Sur le bitume qui longe les cellules sont
assises deux filles en sarrau bleu, les cheveux
répandus, jolies, toutes jeunes. L'une
rie aux éclats, se renverse, embrasse
à pleine joues l'idiote morne, sans
regard, affaissée à
côté d'elle. Une autre, très
grande, très agitée, se
promène à pas furieux, s'approche
de nous, interpelle l'interne "Qu'est-ce que je
fais ici, monsieur? Vous le savez
peut-être, moi, je ne le sais pas..." puis
nous tourne le dos et continue sa course
enragée. Bientôt une foule curieuse
et bavarde nous entoure et nous presse. Une
jeune femme en robe courte de pensionnaire,
bonnet de linge éclatant de blancheur,
nous raconte avec des gestes arrondis une
histoire incompréhensible elle a un air
de bonheur, de prospérité qui fait
envie. La soeur de Louis XVI, c'est elle qui
l'assure, une vieille à nez et à
menton crochus, dit des gaillardises à
l'interne, tandis qu'à une porte ouverte
du rez-de-chaussée, une longue figure
terreuse, crevassée, nous appelle d'un
sourire aimable "Messieurs, je fais de la
peinture, voulez-vous voir de mes oeuvres? Mais,
attendez que je mette d'abord mon chapeau
tyrolien, je ne peins jamais qu'en chapeau
tyrolien". La pauvre créature, un instant
disparue, nous revient coiffée d'un petit
chapeau vert avec une plume d'oiseau, tout
à fait un de mes chapeaux de Munich.
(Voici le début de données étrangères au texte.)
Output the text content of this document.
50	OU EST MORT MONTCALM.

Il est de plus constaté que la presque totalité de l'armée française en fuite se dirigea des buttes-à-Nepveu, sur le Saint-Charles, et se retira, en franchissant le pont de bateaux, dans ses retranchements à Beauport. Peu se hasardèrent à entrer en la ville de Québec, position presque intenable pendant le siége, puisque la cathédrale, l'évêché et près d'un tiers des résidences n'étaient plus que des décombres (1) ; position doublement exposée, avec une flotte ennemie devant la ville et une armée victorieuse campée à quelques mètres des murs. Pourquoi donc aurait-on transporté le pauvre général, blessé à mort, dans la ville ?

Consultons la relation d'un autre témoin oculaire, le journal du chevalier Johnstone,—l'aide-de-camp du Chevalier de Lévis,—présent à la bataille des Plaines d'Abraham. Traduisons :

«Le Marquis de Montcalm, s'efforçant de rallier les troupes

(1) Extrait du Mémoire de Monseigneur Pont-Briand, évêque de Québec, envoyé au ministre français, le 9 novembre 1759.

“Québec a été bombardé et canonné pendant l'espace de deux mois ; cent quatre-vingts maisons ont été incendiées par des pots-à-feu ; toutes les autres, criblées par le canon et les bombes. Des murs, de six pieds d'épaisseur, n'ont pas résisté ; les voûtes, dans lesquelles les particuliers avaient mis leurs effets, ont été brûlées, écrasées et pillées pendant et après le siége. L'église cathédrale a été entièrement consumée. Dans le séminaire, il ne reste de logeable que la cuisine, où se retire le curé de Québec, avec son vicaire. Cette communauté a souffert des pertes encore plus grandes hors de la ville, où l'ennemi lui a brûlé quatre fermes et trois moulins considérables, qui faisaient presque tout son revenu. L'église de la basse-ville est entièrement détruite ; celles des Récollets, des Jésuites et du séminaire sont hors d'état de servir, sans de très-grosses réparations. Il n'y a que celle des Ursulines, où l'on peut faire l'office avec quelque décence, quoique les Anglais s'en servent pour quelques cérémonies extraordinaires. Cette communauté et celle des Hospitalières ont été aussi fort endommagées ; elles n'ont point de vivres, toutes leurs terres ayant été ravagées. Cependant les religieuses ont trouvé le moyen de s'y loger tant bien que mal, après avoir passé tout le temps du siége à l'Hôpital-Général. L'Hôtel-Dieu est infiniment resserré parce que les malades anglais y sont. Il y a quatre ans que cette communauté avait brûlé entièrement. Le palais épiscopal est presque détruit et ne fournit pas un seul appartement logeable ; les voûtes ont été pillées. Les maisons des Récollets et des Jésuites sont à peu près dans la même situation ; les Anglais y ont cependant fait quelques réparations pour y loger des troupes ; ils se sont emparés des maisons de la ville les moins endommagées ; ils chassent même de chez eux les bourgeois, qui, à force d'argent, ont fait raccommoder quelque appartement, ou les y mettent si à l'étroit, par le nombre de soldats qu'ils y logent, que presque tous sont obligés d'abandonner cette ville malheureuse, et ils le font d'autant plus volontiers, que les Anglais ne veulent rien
Les
internes restent ébahis comme moi de
l'étrange coïncidence, et la
malheureuse qui nous montre deux ou trois hideux
barbouillages, semble toute fière de
notre étonnement qu'elle prend pour de
l'admiration. En partant, remarqué sur le
mur de la cour quantité de ces petits
chapeaux montagnards crayonnés au charbon
par la folle.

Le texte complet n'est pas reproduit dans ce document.